For a laptop in this scenario, I suggest the MacBook Air, because it compliments a desktop computer, which you plan on doing a majority of your work. The exceptions are:

  1. You plan on doing high power computing when mobile (video work, photography, graphic design, gaming, etc.) and need CPU and RAM
  2. You have firewire devices (video and hard drives) that you plan on attaching to it.
  3. You have a highly mobile internet solution and require an express card slot for internet access. (I think in the future, people will use their 3G cell phone via bluetooth to replace most of this.)
  4. You plan on using cabled internet a lot (have corporate firewall) and need the ethernet. Or plan on doing a lot of work between the notebook and your desktop system’s fileshare at the desk.
  5. The Macbook Air is too costly.

If you get a Macbook Air do not get the solid state drive version. Besides being outrageously expensive and having less storage, it is no faster. SSD is a technology that will be viable in a couple years and may revolutionize mobile computing when it is done right, but not right now.

The basic difference between a MacBook Air and the others is the concept of using the laptop as a mobile computing platform (moving your main computer from location to location) or using a computer as an “use anywhere” extension of a main computer.
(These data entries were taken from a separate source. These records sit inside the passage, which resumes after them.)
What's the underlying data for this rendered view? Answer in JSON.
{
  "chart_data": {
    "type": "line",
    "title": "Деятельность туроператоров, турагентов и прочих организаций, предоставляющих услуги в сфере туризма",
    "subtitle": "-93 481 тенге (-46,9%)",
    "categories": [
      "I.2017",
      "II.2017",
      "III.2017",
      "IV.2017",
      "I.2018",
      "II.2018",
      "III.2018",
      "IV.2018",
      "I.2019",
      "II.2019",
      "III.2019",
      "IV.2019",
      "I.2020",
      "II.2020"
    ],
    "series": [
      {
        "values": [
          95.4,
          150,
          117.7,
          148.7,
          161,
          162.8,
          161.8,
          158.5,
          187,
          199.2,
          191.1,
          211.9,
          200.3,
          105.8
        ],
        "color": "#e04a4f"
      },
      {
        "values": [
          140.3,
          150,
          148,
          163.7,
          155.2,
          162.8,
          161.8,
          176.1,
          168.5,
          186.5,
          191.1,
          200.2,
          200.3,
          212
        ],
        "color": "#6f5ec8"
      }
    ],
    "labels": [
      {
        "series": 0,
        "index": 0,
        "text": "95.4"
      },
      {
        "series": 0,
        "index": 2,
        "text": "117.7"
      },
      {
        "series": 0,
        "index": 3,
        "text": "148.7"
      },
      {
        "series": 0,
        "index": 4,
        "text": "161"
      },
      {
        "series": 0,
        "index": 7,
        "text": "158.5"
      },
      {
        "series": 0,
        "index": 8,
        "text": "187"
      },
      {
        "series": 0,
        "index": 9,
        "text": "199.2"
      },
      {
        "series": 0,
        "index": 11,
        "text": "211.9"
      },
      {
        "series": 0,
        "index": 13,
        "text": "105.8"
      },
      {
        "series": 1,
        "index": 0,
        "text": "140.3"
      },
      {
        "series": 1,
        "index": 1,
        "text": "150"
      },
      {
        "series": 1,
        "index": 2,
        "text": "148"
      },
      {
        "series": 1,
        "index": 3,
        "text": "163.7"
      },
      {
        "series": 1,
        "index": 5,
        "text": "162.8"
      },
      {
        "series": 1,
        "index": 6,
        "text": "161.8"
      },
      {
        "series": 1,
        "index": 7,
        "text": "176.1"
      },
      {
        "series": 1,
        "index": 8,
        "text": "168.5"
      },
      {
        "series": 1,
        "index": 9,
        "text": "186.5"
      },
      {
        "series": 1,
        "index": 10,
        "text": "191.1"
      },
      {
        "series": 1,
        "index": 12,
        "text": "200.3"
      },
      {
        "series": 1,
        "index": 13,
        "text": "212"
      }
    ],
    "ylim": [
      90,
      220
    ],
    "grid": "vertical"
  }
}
The MacBook Air is for the latter case.

Idea 2: Single all-purpose laptop

Other than as a file server or scientific computing workstation/webserver, and an accident of my poor choice in relationships, I’ve been on a single-laptop solution since 1993. Since 2002, single laptops actually were viable and since 2006 they have become excellent desktop replacements.

Check out my setup. Basically I leave a power supply, LCD panel, wireless keyboard, wireless mouse, and a USB hub at home and at work—all wired through a dual laptop/monitor stand. I just unplug, drop the laptop in my bag, go to the other location, and plug in. At one location, it is good to keep an external USB or network drive for Time Machine backups in case of computer failure or theft.

Here are few caveats I’ve run into.

  1. I’ve run into a horrible RAM swap issue when working on photography. My computer has 2GB expandable to 3GB only. I estimate that I need around 8GB do work with Aperture and Photoshop at the same time and at that point, I might have a CPU or, more likely, a memory throughput bottleneck issue on my laptop
  2. I can no longer use my external SATA drives—or rather, I plan on not using them. I moved to a Drobo for backups and different external setup for direct work. It will never get as fast as a Mac Pro though and sometimes I’m disk bound.
  3. I have batch jobs to do sometimes, like video compression or photography batches. It’d be nice to offload that onto a machine that can do it without slowing down my work, or when I’m away from my computer. For this sort of work though, a Mac mini would be fine.

I’m sure others can think of other caveats for their needs.

Given this, I’d probably get a Macbook now instead of of a Macbook Pro. The big loss is the graphics horsepower and the ExpressCard slot. I’ve weaned myself away from Firewire 800 dependency.

Parting shots

When you buy a computer, put the minimum RAM in it and purchase the RAM from a third party. OtherWorld computing has great installation videos, as well as good prices on upgrades and decent service.

Whenever you get a computer, no matter where the RAM came from, you’ll want to run memtest or TechTool Pro on the memory to make sure none of the memory is defective. Dealing with the subtle damage defective memory makes is very depressing.

If you get a laptop and are mobile daily, buy a new battery every year and a half. All the power cycles drain the battery and this has only been magnified by the “mag-safe” connector—pardon the pun. You can use Coconut Battery to track and log your battery life. Apple recommends doing a full discharge once a month. By the way, Apple does not have a battery recycling program, but you can exchange them at NewerTech for a discount.

I personally get AppleCare on every laptop I purchase but never on any desktop. I’m very hard on my equipment and have had every notebook I’ve owned go in for at least one repair. If you don’t carry around your laptop daily, you won’t need to do this.